Cast: Noomi Rapace, Michael Nyqvist
Director: Niels Arden Oplev
Screenplay: Nicolaj Arcel
Studio: Yellow Bird Films
Running-time: 152 mins
Genre: Drama/Mystery/Crime/Thriller/Foreign
Country: Sweden




Whatever the hell Hollywood is thinking, remaking Stieg Larsson's Swedish literary blockbuster The Millennium Trilogy, the word is already out - it would take a sizeable lot of Hollywood creative workforce and sheer genius to outshine this original Swedish version. As remakes now go, the American industry has lately been noticed picking up modern celluloid from the Swede home turf, no matter how exceptional they already are (the superb Let The Right One In now has a Hollywood version in the can, equipped for lazy Americans who either cannot be bothered to read or just plain illiterate). This follows that ill-advised route, and despite the David Fincher-Carey Mulligan electric combination as director-and-star partnership, there's no doubting that Fincher and Mulligan have a touchstone to live up to.

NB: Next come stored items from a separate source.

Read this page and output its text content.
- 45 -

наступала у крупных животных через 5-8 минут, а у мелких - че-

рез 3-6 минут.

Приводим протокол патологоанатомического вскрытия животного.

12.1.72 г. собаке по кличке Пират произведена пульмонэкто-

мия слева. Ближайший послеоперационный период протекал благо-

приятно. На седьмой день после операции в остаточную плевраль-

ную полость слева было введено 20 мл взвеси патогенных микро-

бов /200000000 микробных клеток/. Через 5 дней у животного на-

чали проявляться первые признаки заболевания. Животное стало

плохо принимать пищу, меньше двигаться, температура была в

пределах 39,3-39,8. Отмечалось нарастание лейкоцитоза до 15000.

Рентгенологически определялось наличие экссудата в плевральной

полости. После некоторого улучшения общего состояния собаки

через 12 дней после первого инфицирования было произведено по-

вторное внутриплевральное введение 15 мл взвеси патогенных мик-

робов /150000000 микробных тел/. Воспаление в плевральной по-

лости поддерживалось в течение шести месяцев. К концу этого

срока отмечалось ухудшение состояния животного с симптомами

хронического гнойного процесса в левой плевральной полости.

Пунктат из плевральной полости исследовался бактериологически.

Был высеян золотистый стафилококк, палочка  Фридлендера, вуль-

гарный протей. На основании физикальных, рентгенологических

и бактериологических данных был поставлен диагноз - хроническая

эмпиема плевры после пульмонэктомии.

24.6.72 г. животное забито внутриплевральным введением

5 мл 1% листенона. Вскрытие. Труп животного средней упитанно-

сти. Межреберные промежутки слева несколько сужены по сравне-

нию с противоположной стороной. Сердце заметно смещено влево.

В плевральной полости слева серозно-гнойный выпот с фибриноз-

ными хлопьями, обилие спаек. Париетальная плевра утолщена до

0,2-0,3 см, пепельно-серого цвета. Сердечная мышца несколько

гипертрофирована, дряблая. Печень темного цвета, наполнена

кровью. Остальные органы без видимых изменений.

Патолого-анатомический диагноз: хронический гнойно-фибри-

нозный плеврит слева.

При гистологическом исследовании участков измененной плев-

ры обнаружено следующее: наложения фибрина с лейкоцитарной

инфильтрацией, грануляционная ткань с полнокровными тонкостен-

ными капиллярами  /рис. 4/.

The Girl With The Dragon Tattoo, the opener of the three-part series, is an astonishingly dark cocktail of crime-mystery, whodunit detective thriller, Swedish miserablism, socio-political psychosis and psychological exploration. Above all, it has a prime protagonist who is more ingenuously fascinating than the story itself, a savagely intense heroine compelled to solve a crime only to uncover a deeper moral darkness in society whilst facing her own personal past. Not since Bonnie Parker in Bonnie and Clyde and Clarice Starling in The Silence of the Lambs had there been a crime-film heroine so justifiably complex, and not since Nikita and Mathilda Lando in Léon: The Professional had there been a character so startlingly vengeful. Lisbeth Salander is a walking mystery herself - she's part-Goth, part-waif, dressed in black leather supposedly designed for S&M antics, as heavily pierced and tattooed as a punk-rocker and face daubed thickly with kohl that could make Marilyn Manson blush. Sexually ambiguous and a social outsider, her mind burns with rage, making use of her canny intelligence to plot vindictive revenge on her sexually abusive guardian and her resourcefulness to swipe at any motherfucker who touches her. And actress Noomi Rapace plays her compellingly that Salander is not all about simmering looks and tough biker-chick - there are incredibly poignant moments in which Rapace subtly lets vulnerability touch Salander's surface, her personal pain of her childhood past and the seemingly eternal anguish that haunts her follow through momentary flashbacks throughout the film.

For a lengthy running time for over two hours, there's never a dull scene, despite of an unfussy, flowy camerawork. Director Arden Oplev does not employ showy cinematography, although crisply shot, and makes sure this film is about story and substance. There's also another main character to deal with, exiled journalist Mikael who works for a liberal magazine called Millennium, stripping bare society's darkest evils such as corruption and political fervour, and Salander's pseudo-partner in a crime investigation of a 40-year old unsolved mystery. The plot may ring familiar at first, a vanished girl in a faraway town conjures Agatha Christie and Twin Peaks, but this has bigger resonance that touch on the origin of evils in European history, political misdirection, Nazism, misogyny, illegal prostitution and human trafficking. As you watch the mystery unfolds unhurriedly and gracefully, you'd somehow feel at the end that this abyss of society has got to be stopped and we're rooting for Lisbeth Salander to unleash her wrath on these evils.



A riveting, complex and taut crime-mystery that solidly opens the Millennium Trilogy, with a magnificently created heroine that burns into the mind long after the film ends. Rarely has there been a literary adaptation that deftly mixes blockbuster brio with a character-driven sensibility, casting an unflinching look into a dark moral abyss of our society. Consider the forthcoming Hollywood remake look like a waxwork next to this Swedish original.